A script to copy attributes and tags for objects from on-premises s3 store to the Azure public cloud, when the preserve metadata option in ADF CopyActivity does not suffice. This article follows the on on customizing ADF with WebHook activity to include functionality from external services.
#! /usr/bin/bash
#-------------------
# This script is equally applicable to windows
#-------------------
throw() {
echo "$*" >&2
(exit 33) && true
}
STORAGE_ACCOUNT_NAME=
STORAGE_ACCOUNT_KEY=
CONTAINER_NAME=
LOCAL_FOLDER_PATH=
REMOTE_FOLDER_PREFIX=
ARM_TENANT_ID=f66b7197-eb94-49fa-80fb-6df9fa346b46
RCLONE_CONNECTION_NAME=
usage() {
echo
echo "Usage: $(basename $0) -b arg -c arg -l arg -x arg -r arg [-h]"
echo
echo "-b - The name of the blob storage account."
echo "-c - The name of the container."
echo "-l - The name of the local folder path."
echo "-r - The name of the remote folder path."
echo "-x - The name of the rclone connection."
echo "-k - The key for the storage account."
echo "-h - This help text."
echo
}
parse_options() {
while getopts ':b:l:c:r:x:k:h' opt; do
case "$opt" in
b)
STORAGE_ACCOUNT_NAME="$OPTARG"
;;
k)
STORAGE_ACCOUNT_KEY="$OPTARG"
;;
l)
LOCAL_FOLDER_PATH="$OPTARG"
;;
r)
REMOTE_FOLDER_PREFIX="$OPTARG"
;;
c)
CONTAINER_NAME="$OPTARG"
;;
x)
RCLONE_CONNECTION_NAME="$OPTARG"
;;
h)
echo "Processing option 'h'"
usage
(exit 33) && true
;;
:)
echo "option requires an argument.\n"
usage
(exit 33) && true
;;
?)
echo "Invalid command option.\n"
usage
(exit 33) && true
;;
esac
done
shift "$(($OPTIND -1))"
}
parse_options "$@"
if ([ -z "$LOCAL_FOLDER_PATH" ] || [ -z "$REMOTE_FOLDER_PREFIX" ] || [ -z "$STORAGE_ACCOUNT_NAME" ] || [ -z "$CONTAINER_NAME" ] || [ -z "$RCLONE_CONNECTION_NAME" ] || [ -z "$STORAGE_ACCOUNT_KEY" ]);
then
echo "Invalid command.\n"
usage
(exit 33) && true
fi
# az login
key="$STORAGE_ACCOUNT_KEY"
items=($(rclone lsf "$RCLONE_CONNECTION_NAME":"$LOCAL_FOLDER_PATH" --recursive))
echo LENGTH=${#items[@]}
for item in $items
do
[[ "$item" == */ ]] && continue
tagsJson=$(rclone lsf --format M $(eval echo $RCLONE_CONNECTION_NAME:$LOCAL_FOLDER_PATH/$item))
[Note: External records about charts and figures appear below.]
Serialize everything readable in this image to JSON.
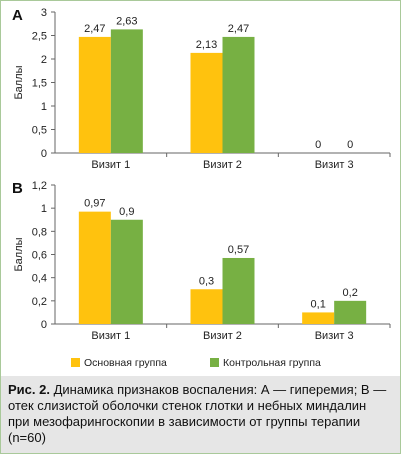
{
  "chart_data": [
    {
      "type": "bar",
      "panel_label": "A",
      "ylabel": "Баллы",
      "ylim": [
        0,
        3
      ],
      "yticks": [
        "0",
        "0,5",
        "1",
        "1,5",
        "2",
        "2,5",
        "3"
      ],
      "ytick_values": [
        0,
        0.5,
        1,
        1.5,
        2,
        2.5,
        3
      ],
      "categories": [
        "Визит 1",
        "Визит 2",
        "Визит 3"
      ],
      "series": [
        {
          "name": "Основная группа",
          "values": [
            2.47,
            2.13,
            0
          ],
          "labels": [
            "2,47",
            "2,13",
            "0"
          ]
        },
        {
          "name": "Контрольная группа",
          "values": [
            2.63,
            2.47,
            0
          ],
          "labels": [
            "2,63",
            "2,47",
            "0"
          ]
        }
      ],
      "grid": false
    },
    {
      "type": "bar",
      "panel_label": "B",
      "ylabel": "Баллы",
      "ylim": [
        0,
        1.2
      ],
      "yticks": [
        "0",
        "0,2",
        "0,4",
        "0,6",
        "0,8",
        "1",
        "1,2"
      ],
      "ytick_values": [
        0,
        0.2,
        0.4,
        0.6,
        0.8,
        1,
        1.2
      ],
      "categories": [
        "Визит 1",
        "Визит 2",
        "Визит 3"
      ],
      "series": [
        {
          "name": "Основная группа",
          "values": [
            0.97,
            0.3,
            0.1
          ],
          "labels": [
            "0,97",
            "0,3",
            "0,1"
          ]
        },
        {
          "name": "Контрольная группа",
          "values": [
            0.9,
            0.57,
            0.2
          ],
          "labels": [
            "0,9",
            "0,57",
            "0,2"
          ]
        }
      ],
      "grid": false
    }
  ],
  "legend": {
    "placement": "bottom",
    "items": [
      {
        "label": "Основная группа",
        "color": "#FFC20E"
      },
      {
        "label": "Контрольная группа",
        "color": "#77B043"
      }
    ]
  },
  "colors": {
    "series_1": "#FFC20E",
    "series_2": "#77B043",
    "frame": "#A9C99A",
    "caption_bg": "#E6E6E6"
  },
  "caption": {
    "prefix": "Рис. 2.",
    "text": " Динамика признаков воспаления: А — гиперемия; B — отек слизистой оболочки стенок глотки и небных миндалин при мезофарингоскопии в зависимости от группы терапии (n=60)"
  }
}
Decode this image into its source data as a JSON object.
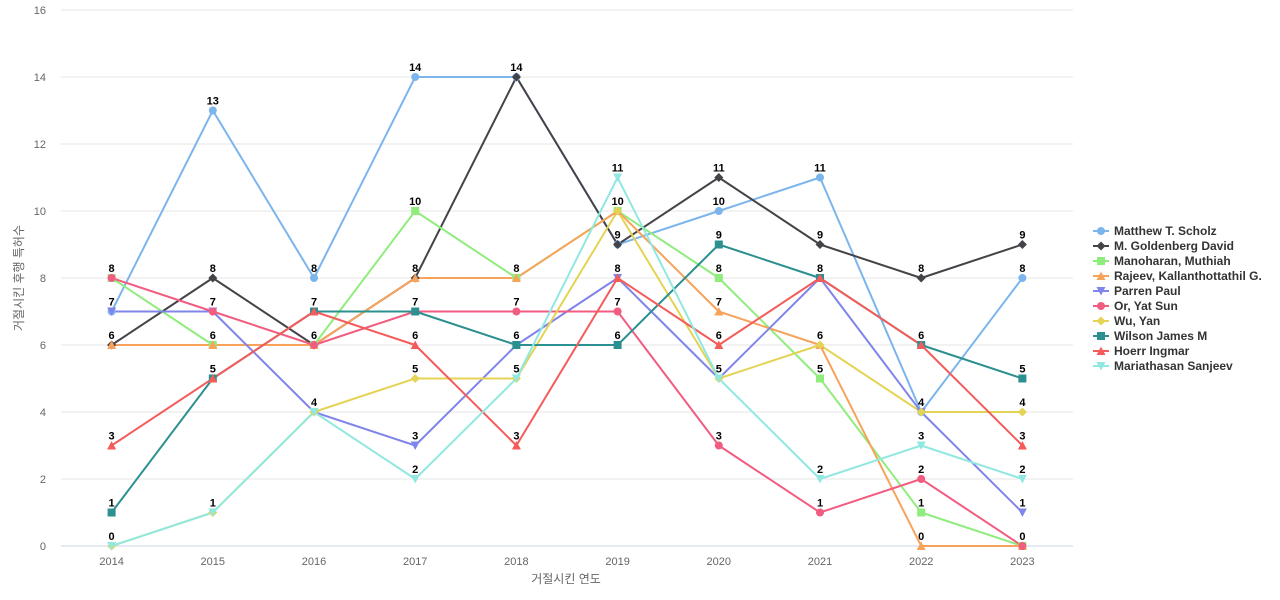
{
  "chart_data": {
    "type": "line",
    "xlabel": "거절시킨 연도",
    "ylabel": "거절시킨 후행 특허수",
    "x": [
      "2014",
      "2015",
      "2016",
      "2017",
      "2018",
      "2019",
      "2020",
      "2021",
      "2022",
      "2023"
    ],
    "ylim": [
      0,
      16
    ],
    "yticks": [
      0,
      2,
      4,
      6,
      8,
      10,
      12,
      14,
      16
    ],
    "grid": true,
    "legend_position": "right",
    "series": [
      {
        "name": "Matthew T. Scholz",
        "color": "#7cb5ec",
        "marker": "circle",
        "values": [
          7,
          13,
          8,
          14,
          14,
          9,
          10,
          11,
          4,
          8
        ]
      },
      {
        "name": "M. Goldenberg David",
        "color": "#434348",
        "marker": "diamond",
        "values": [
          6,
          8,
          6,
          8,
          14,
          9,
          11,
          9,
          8,
          9
        ]
      },
      {
        "name": "Manoharan, Muthiah",
        "color": "#90ed7d",
        "marker": "square",
        "values": [
          8,
          6,
          6,
          10,
          8,
          10,
          8,
          5,
          1,
          0
        ]
      },
      {
        "name": "Rajeev, Kallanthottathil G.",
        "color": "#f7a35c",
        "marker": "triangle",
        "values": [
          6,
          6,
          6,
          8,
          8,
          10,
          7,
          6,
          0,
          0
        ]
      },
      {
        "name": "Parren Paul",
        "color": "#8085e9",
        "marker": "triangle-down",
        "values": [
          7,
          7,
          4,
          3,
          6,
          8,
          5,
          8,
          4,
          1
        ]
      },
      {
        "name": "Or, Yat Sun",
        "color": "#f15c80",
        "marker": "circle",
        "values": [
          8,
          7,
          6,
          7,
          7,
          7,
          3,
          1,
          2,
          0
        ]
      },
      {
        "name": "Wu, Yan",
        "color": "#e4d354",
        "marker": "diamond",
        "values": [
          0,
          1,
          4,
          5,
          5,
          10,
          5,
          6,
          4,
          4
        ]
      },
      {
        "name": "Wilson James M",
        "color": "#2b908f",
        "marker": "square",
        "values": [
          1,
          5,
          7,
          7,
          6,
          6,
          9,
          8,
          6,
          5
        ]
      },
      {
        "name": "Hoerr Ingmar",
        "color": "#f45b5b",
        "marker": "triangle",
        "values": [
          3,
          5,
          7,
          6,
          3,
          8,
          6,
          8,
          6,
          3
        ]
      },
      {
        "name": "Mariathasan Sanjeev",
        "color": "#91e8e1",
        "marker": "triangle-down",
        "values": [
          0,
          1,
          4,
          2,
          5,
          11,
          5,
          2,
          3,
          2
        ]
      }
    ]
  }
}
[[ -z ${tagsJson} ]] && continue
#{"btime":"2023-03-30T15:57:08.66Z","content-type":"application/octet-stream","owner":"you","test-dataset":""}
keyValues=`echo "$tagsJson" | jq -r '[to_entries|map("\(.key)=\(.value|tostring)")|.[]]|join(" ")'`
[[ -z ${keyValues} ]] && continue
agreeableKeyValues=`echo "${keyValues//\-/\_}"`
[[ -z ${agreeableKeyValues} ]] && continue
existsJson=`az storage blob exists --account-name "$STORAGE_ACCOUNT_NAME" --account-key $key --container-name "$CONTAINER_NAME" --name $(eval echo $REMOTE_FOLDER_PREFIX/$LOCAL_FOLDER_PATH/$item)`
exists=`echo "$existsJson" | jq .exists`
#echo $exists
#{
# "exists": true
#}
if [[ $exists == *"true"* ]]; then
az storage blob metadata update --account-name "$STORAGE_ACCOUNT_NAME" --account-key $key --container-name "$CONTAINER_NAME" --name $(eval echo $REMOTE_FOLDER_PREFIX/$LOCAL_FOLDER_PATH/$item) --metadata $(eval echo $agreeableKeyValues)
#{
# "client_request_id": "819eed5c-e557-11ed-9b75-8ef5922a9146",
# "date": "2023-04-27T23:59:11+00:00",
# "encryption_key_sha256": null,
# "encryption_scope": null,
# "etag": "\"0x8DB477B663E0F10\"",
# "last_modified": "2023-04-27T23:59:12+00:00",
# "request_id": "8fa92f3a-e01e-0014-6564-79ae0b000000",
# "request_server_encrypted": true,
# "version": "2021-06-08",
# "version_id": null
#}
newMetadata=`az storage blob metadata show --account-name "$STORAGE_ACCOUNT_NAME" --account-key $key --container-name "$CONTAINER_NAME" --name $(eval echo $REMOTE_FOLDER_PREFIX/$LOCAL_FOLDER_PATH/$item)`
echo $newMetadata
#{
# "btime": "2023-03-30T15:56:48.161Z",
# "content_type": "application/octet-stream",
# "owner": "you",
# "test_dataset": ""
#}
else
echo "$item not found"
fi
done
# crontab -e
# */5 * * * * sh /path/to/this_script.sh